I am guessing this scene is a commentary on Scientology's harsh response to critics.
Oh, and Tom Cruise?
Unfortunately, he never comes out of the closet.

Friday, November 11, 2005

ALERT!!!

This is a Fox News Alert:
Somewhere, right now, some mundane miscellaneous activity which has no bearing on your well being and no effect on your life whatsoever is currently occuring.
PANIC!!!
Stay tuned through this commercial break, when we bring the next alert, which may or may not involve a missing white girl, a theoretical apocalypse, or tonight's Fox News programming.

Monday, November 07, 2005

Modern Times...or Moron Times?

Well, I'm back from the blue with a rant. Rejoice!...or not...
Anyone who read this blog last winter may have come across my rant on the confederate flag. To sum that rant up in a nutshell: I hate the confederate flag. I don't think it stands for anything worth being proud for. I think all arguments for its display are moronic and lack any form of logic or substance that stands for anything good.
Anyway, my ex-college campus, Lousiana State University, has been in an uproar lately. A few years back, someone introduced a confederate flag cast in the LSU colors, purple and gold, and several Tiger (LSU) fans began to 'proudly' display the flag at football games. You can see a picture of this flag, along with some wacky redesigns (and good fun) on this post at my good friend Meche's blog. Don't get mad, Meche, I am giving your sweet skills some advertisement. Notice I didn't say free advertisement...

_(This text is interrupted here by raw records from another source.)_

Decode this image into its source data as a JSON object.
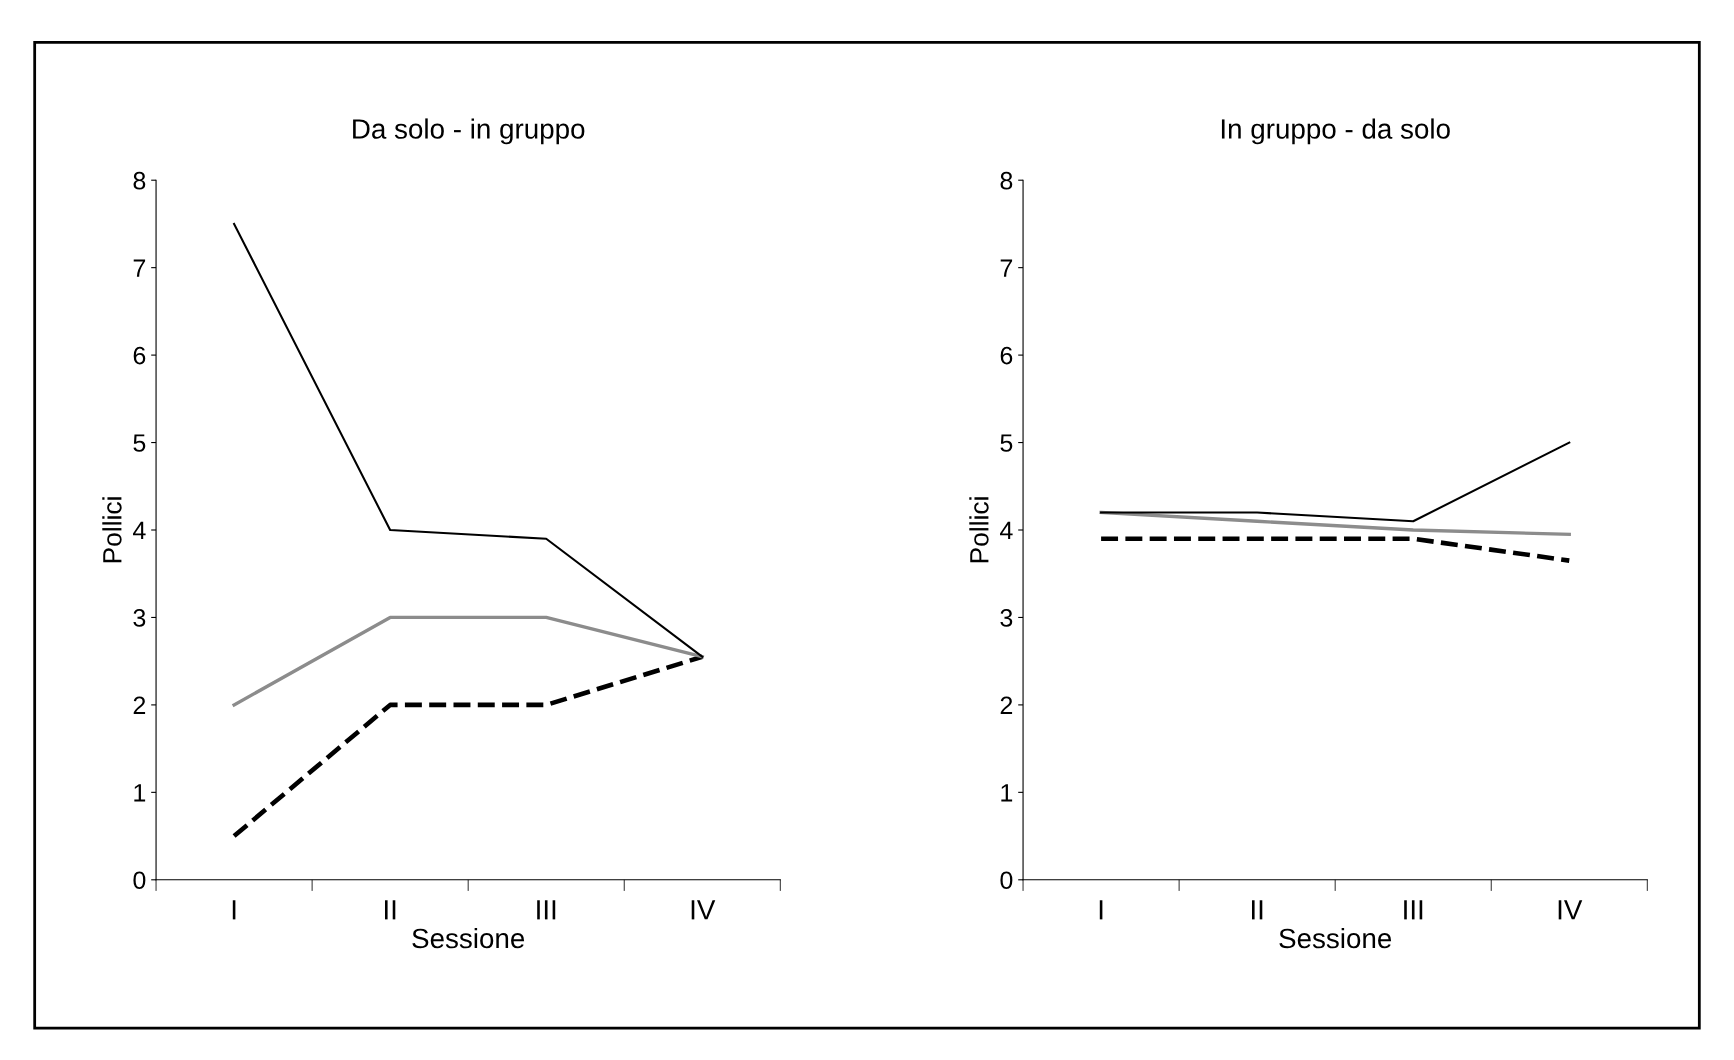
{
  "chart_data": [
    {
      "type": "line",
      "title": "Da solo - in gruppo",
      "xlabel": "Sessione",
      "ylabel": "Pollici",
      "categories": [
        "I",
        "II",
        "III",
        "IV"
      ],
      "ylim": [
        0,
        8
      ],
      "yticks": [
        0,
        1,
        2,
        3,
        4,
        5,
        6,
        7,
        8
      ],
      "grid": false,
      "legend": false,
      "marker": "none",
      "series": [
        {
          "color": "#000000",
          "line_style": "solid",
          "values": [
            7.5,
            4.0,
            3.9,
            2.55
          ]
        },
        {
          "color": "#8c8c8c",
          "line_style": "solid",
          "values": [
            2.0,
            3.0,
            3.0,
            2.55
          ]
        },
        {
          "color": "#000000",
          "line_style": "dashed",
          "values": [
            0.5,
            2.0,
            2.0,
            2.55
          ]
        }
      ]
    },
    {
      "type": "line",
      "title": "In gruppo - da solo",
      "xlabel": "Sessione",
      "ylabel": "Pollici",
      "categories": [
        "I",
        "II",
        "III",
        "IV"
      ],
      "ylim": [
        0,
        8
      ],
      "yticks": [
        0,
        1,
        2,
        3,
        4,
        5,
        6,
        7,
        8
      ],
      "grid": false,
      "legend": false,
      "marker": "none",
      "series": [
        {
          "color": "#000000",
          "line_style": "solid",
          "values": [
            4.2,
            4.2,
            4.1,
            5.0
          ]
        },
        {
          "color": "#8c8c8c",
          "line_style": "solid",
          "values": [
            4.2,
            4.1,
            4.0,
            3.95
          ]
        },
        {
          "color": "#000000",
          "line_style": "dashed",
          "values": [
            3.9,
            3.9,
            3.9,
            3.65
          ]
        }
      ]
    }
  ]
}
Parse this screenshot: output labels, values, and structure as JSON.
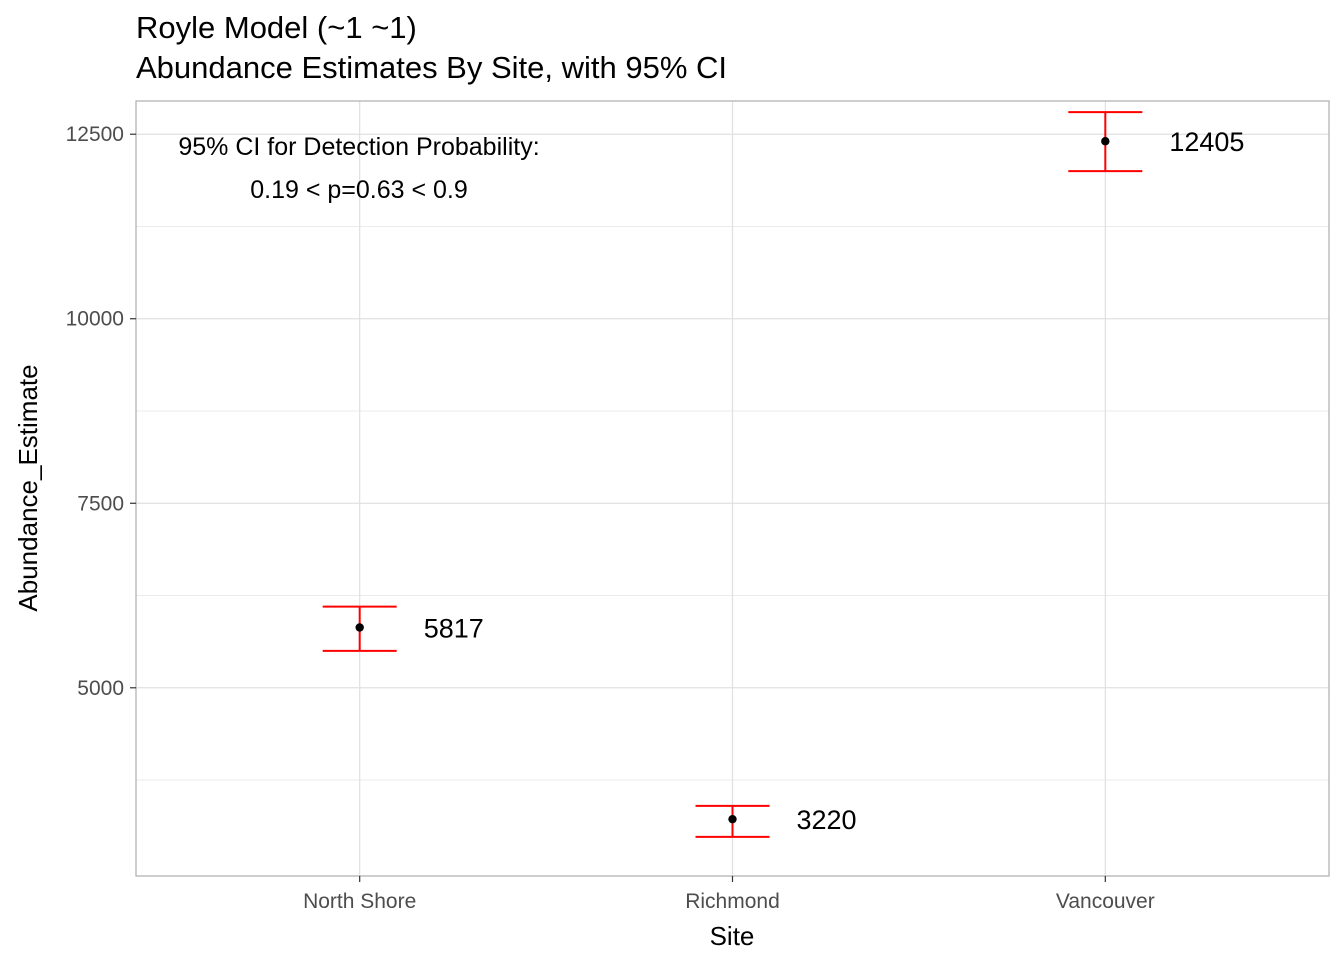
{
  "chart_data": {
    "type": "scatter",
    "title": "Royle Model (~1 ~1)",
    "subtitle": "Abundance Estimates By Site, with 95% CI",
    "xlabel": "Site",
    "ylabel": "Abundance_Estimate",
    "categories": [
      "North Shore",
      "Richmond",
      "Vancouver"
    ],
    "values": [
      5817,
      3220,
      12405
    ],
    "ci_lower": [
      5500,
      2980,
      12000
    ],
    "ci_upper": [
      6100,
      3400,
      12800
    ],
    "data_labels": [
      "5817",
      "3220",
      "12405"
    ],
    "ylim": [
      2450,
      12950
    ],
    "y_ticks": [
      5000,
      7500,
      10000,
      12500
    ],
    "y_tick_labels": [
      "5000",
      "7500",
      "10000",
      "12500"
    ],
    "y_minor_gridlines": [
      3750,
      6250,
      8750,
      11250
    ],
    "grid": true,
    "legend": "none",
    "annotation": [
      "95% CI for Detection Probability:",
      "0.19 < p=0.63 < 0.9"
    ],
    "colors": {
      "errorbar": "#ff0000",
      "point": "#000000",
      "grid": "#ebebeb",
      "panel_border": "#b3b3b3"
    }
  }
}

Obviously, most African Americans (and most sensitive and modern-thinking white folks/all other races) are offended by this flag. And they should be. There have been protest marches against the flag every Saturday for the last few weeks.
This flag is obviously ridiculously offensive. The fans who fly it claim that it combines two things they love: the South and LSU.
Here is a thought (I have previously stated on the Meche's blog): Has anyone ever looked at someone holding up an LSU flag and thought:
"Gee, that sure is nice that they have LSU pride, but do they have Southern pride?"
Hmm... I don't know. I guess it is possible that someone could love the flagship University of a deep South state, yet hate the south...but really, lets cut the bullshit out of the argument. Of course someone who loves LSU is most probably a big fan of the South. So why tarnish the good old purple and gold with the hate-symbolizing 'rebel' flag? Why set race relations back with something so imbecillic? There are many other ways to show 'Southern' and LSU pride at the same time. Put purple food coloring in your crawfish boil, then throw some lemons on top when you are done. Wear a purple and gold shirt that says, "I Love the South." Or get even more home-centric and wear a purple and gold shirt that says, "Louisiana Proud!" I still don't get why we have to be so regional about everything, but I can see reasons for it. I mean, we (Citizens of Southern U.S. states) are often looked down upon, which gives us a feeling of unity, I guess. You are much more likely to hear a joke about a Southern person than say, someone from Wyoming. And speaking about people from the South as if they are complete idiots is still pretty popular and accepted these days. I would find this dissing of my home area and people quite offensive (and indeed, it does piss me off), but for one thing:
Idiots keep doing things like flying Confederate flags colored purple and gold, and get all hot, bothered, and angry when someone tells them they are offended by it.
Argh!!!
Stop giving people even more reason to disrespect us!
You are not bringing any honor to the South!
You are bringing shame!
Stop it!!!
Seriously.
Anyway...
I am apparently particularly fond of the colon today. The punctuation mark, not the body part. Not that I have anything against colons.